A 19000 GRT bulk carrier, with newly repainted cargo holds, was chartered to carry a cargo of 28000 tonnes of phosphate fertilizer from Antwerp to Guatemala. On discharging the cargo, the ship’s crew observed that the paint coating on the holds was damaged and the underlying steel was rusting. Accordingly, the vessel’s owners initiated legal proceedings against the charter company. They claimed the substantial cost of repairing the holds, as well as other consequential losses. The claim was referred to arbitration in London.
At the request of the solicitors acting for the charter company’s insurers (defendants), Dr Chris Googan investigated the owners claim and provided expert evidence under cross-examination at the arbitration hearing.
To test the claim, he organized a comprehensive set of experiments. Steel test panels, subject to various degrees of pre-weathering, were prepared and coated with the hold’s paint system. These were then exposed to fertilizer samples, containing prescribed levels of moisture, for a period equal to the duration of the voyage. The panels were then carefully examined. The results demonstrated that it was highly improbable that the fertilizer cargo could have attacked the paint as plaintiffs alleged.

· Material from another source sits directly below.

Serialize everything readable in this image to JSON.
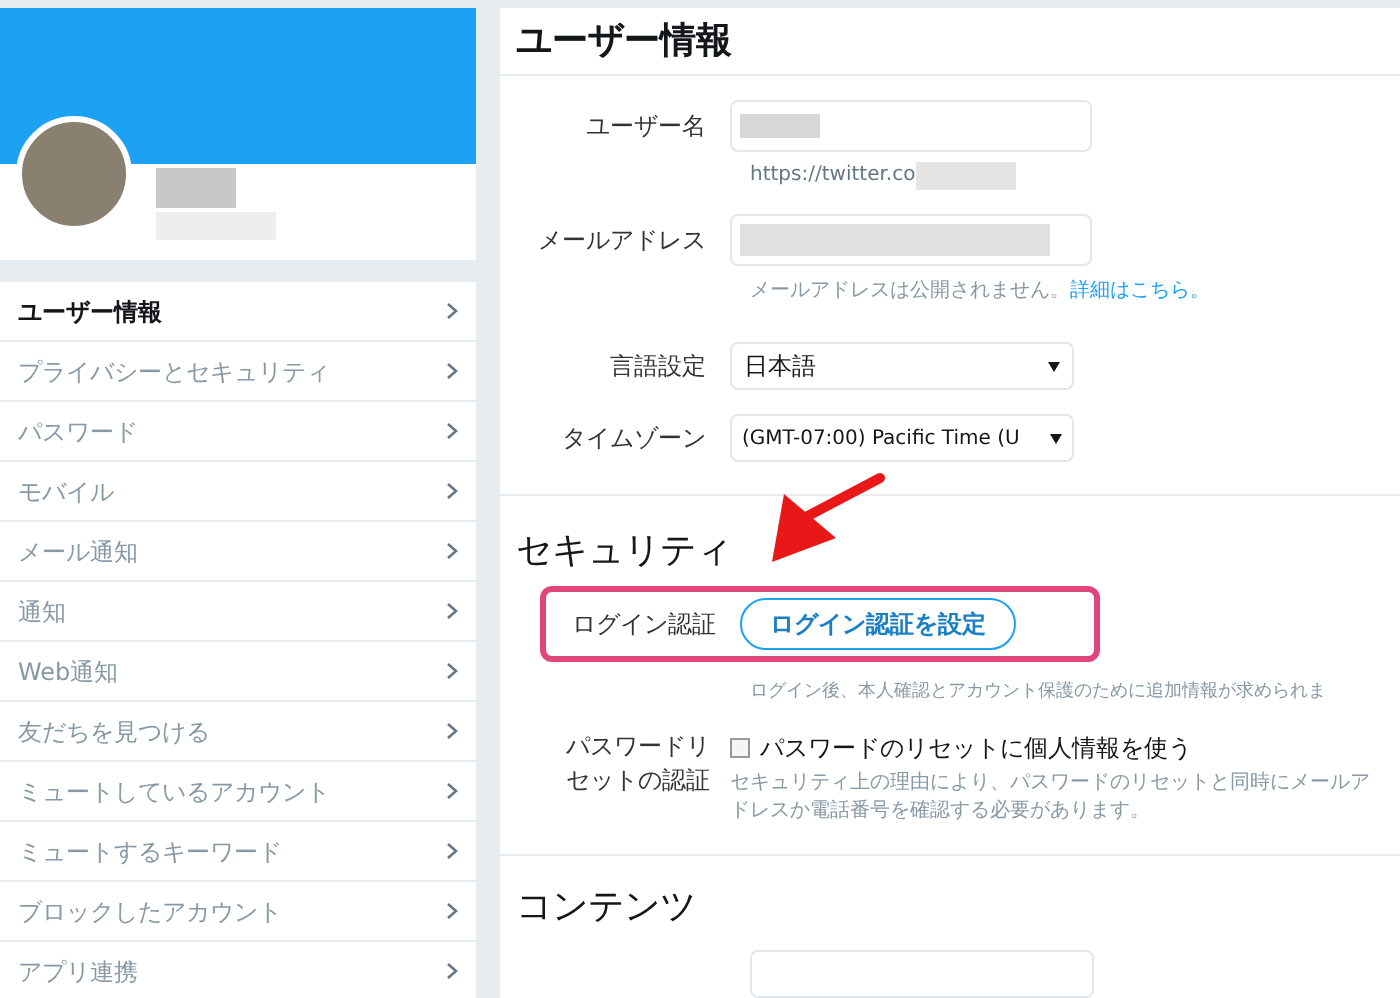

Moreover, Dr Googan also conducted a detailed examination of the quality control records of the cargo hold repainting that had been carried out in Japan prior to the voyage. He discovered a number of telling inconsistencies in those records. For example, it was a specific requirement that the paint only be applied to steel that was a minimum of 3oC above the dew point, and in conditions where the relative humidity was below 85%. The inspection records seemed to confirm that these requirements had been met throughout the eight day repainting period. However, examination of Meteorological Office records for that part of Japan revealed that the yard had consistently overstated the ambient temperature on the days in question.
he arbitration hearing accepted the evidence that the fertilizer cargo had not caused the problem; and that the probable cause was historically maintenance of the hold coating on the part of the owners, culminating in a particularly inept repainting job prior to the charter. The owner’s claim was dismissed and (unusually for such arbitrations) costs were awarded to the defendants.